Description

The research of images on Google was done to verify how different media represent the IS in terms of visual content. The research queries were selected in order to compare different sources: (i) “ISIS” on Google images in general; (ii) “ISIS + foreign fighters” from the previous research phase; (iii) “ISIS + Allah”, “ISIS + people”, “ISIS + Sham + Iraq” are the most recurrent words in the official magazines Dabiq and Rumiyah; (iv) “ISIS + Sham + Iraq”, “ISIS + jihadist”, “ISIS + Mosul” are the words where the controversy is focused on Wikipedia based on how many times those words were changed; (v) “ISIS on telegraph.co.uk”, “ISIS on euronews.com”, “ISIS on mirror.co.uk”, “ISIS on bbc.co.uk” to filter results by european media as analyzed for news articles; (vi) “ISIS on youtube.com” to include the image given by a media largerly used for the communication of the IS on the web.
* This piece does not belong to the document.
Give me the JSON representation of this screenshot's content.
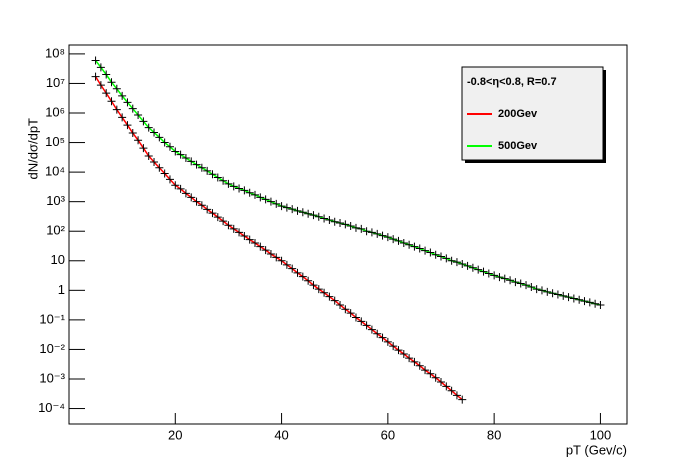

The analysis of the images with the Clarifai APIs allowed tagging through the means of machine learning. The visualization compares the distribution of tags per every query, allowing to locate the similarities and the differences between the images resulting from all the queries. For every tag, the average percentage is highlighted with a yellow line. The bars indicate the query-specific percentage and are yellow when close to the average line and grey when apart. The threshold that determines the color change is 2.5 percentage points, so when the percentage value differs from the average by less than ± 2.5%, the bar is yellow; if the percentage value differs from the average by a greater value than ± 2.5%, then the bar is grey. What stands out is that the predominance of yellow bars signals a strong similarity between all the queries. Hence the visual communication of the media included in the queries is very consistent and gives back a particularly stereotyped image across-the-board despite the different nature of the queries.

Protocol

For every query, a research on images.google.com was done. With the Google Chrome extension “Faktun Batch”, the first 20 image results for every query were downloaded. For the query “ISIS + foreign fighters”, 60 images were initially collected because for a big part they were maps of analysis carried out by third parties. Of the initial corpus of 280 images, 255 were selected by deleting those not pertinent to the research; for the query “ISIS + foreign fighters”, only the first 20 images were kept of the resulting 40 after cleansing. In order to access the Clarifai API, the URLs for every image were needed. All the images were uploaded in query-structured folders on GitHub and with the Google Chrome extension Web Scraper all the raw URLs were collected into an excel file. The URLs were then used in batches of 20 on Clarifai to extract AI tags. The resulting JSON files were mounted into one excel file using OpenRefine. The visualization was done in NodeBox and finished in Illustrator.

Data

Timestamp: 07/12/2016 - 11/12/2016

Data source: Clarifai

The first dataset has one column that identifies the query, one column contains the URLs of the images, hence the images file names for identification, one column that contains the tag name, and finally the probability value of the confidence of Clarifai API’s assignment. The dataset has a single page dedicated per each query and one page with all the data listed together.

The second dataset is a synthesis of the first dataset to calculate and extract the values used in the visualization. The final percentage value is used to determine the position of the bars in the visualization and was calculated using the frequency of appearance of each tag for every query multiplied by the total probability of the tag name in the query. The table titled “distance from average” was compiled by subtracting the percentage value from the average value per each query, in order to calculate the value needed for the comparison with the threshold of ±2.5% to assign color to the bars in the visualization.